The first step to recovery is ensuring that each destination has a good handle of the pandemic and the health of its citizens. The next thing is to have clear border crossing protocols in place. As I have stated in a recent PATA press release announcing our annual forecast, the recovery will be slow and uneven. It means that that certain destinations will recover faster than others. I believe it is also important at this time for destinations to continue to market themselves to those who dream to travel. However, the message needs to be adapted as the situation evolves.
Tell us more about PATA’s enhanced Crisis Resource Centre, which offers best practices and resources to help the industry in recovery planning.

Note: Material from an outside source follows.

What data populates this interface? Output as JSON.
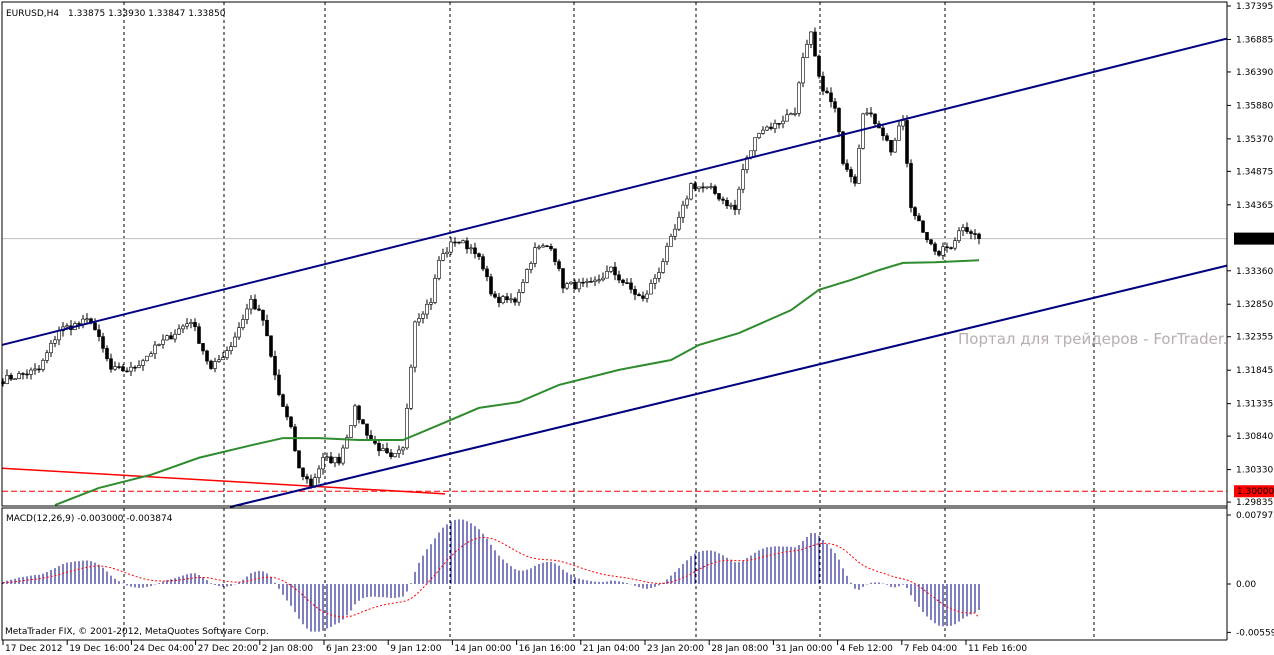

It was launched in 2020 in response to the needs from both the public and private sector for reliable sources of information and guidance for crisis communications. Contents are regularly added to the platform. Although the present focus is on Covid-19, we plan to add resources to deal with other type of crisis in the future.
Besides being ‘grounded’, how has the Covid-19 crisis impacted you?
I do not know anyone who has not been impacted either directly or indirectly by the pandemic. I have lost family members and dear friends to Covid-19. I have also been unable to see my children and other family members for over a year. Lastly, the pandemic has affected my post-PATA plans in more ways than I had imagined.
What lessons have you learnt from this pandemic?
Agility and resilience are critically important. To always be prepared for unforeseen situations and having good cash reserve are an absolute necessity for both your business and personal finance.
What are your future plans when your term with PATA ends on 31 May?
I have really enjoyed my time leading the association and engaging with its members from both the public and private tourism sectors across the globe despite it being a very demanding position. I look forward to enjoying a few months of rest and staying healthy, which includes my daily 10+ km of running and cycling. I plan to return to active life at a later stage but have yet decided if it will be in tourism or back to technology and investment.
Any advice or tips for the new CEO who is coming onboard?
Some may say this is the worst time to join an association and leading a sector which has been brought to its knees. I say this is the best time. The next CEO will have the opportunity to be part of rebuilding the industry from the ground up to become more resilient, sustainable and stronger than it was before.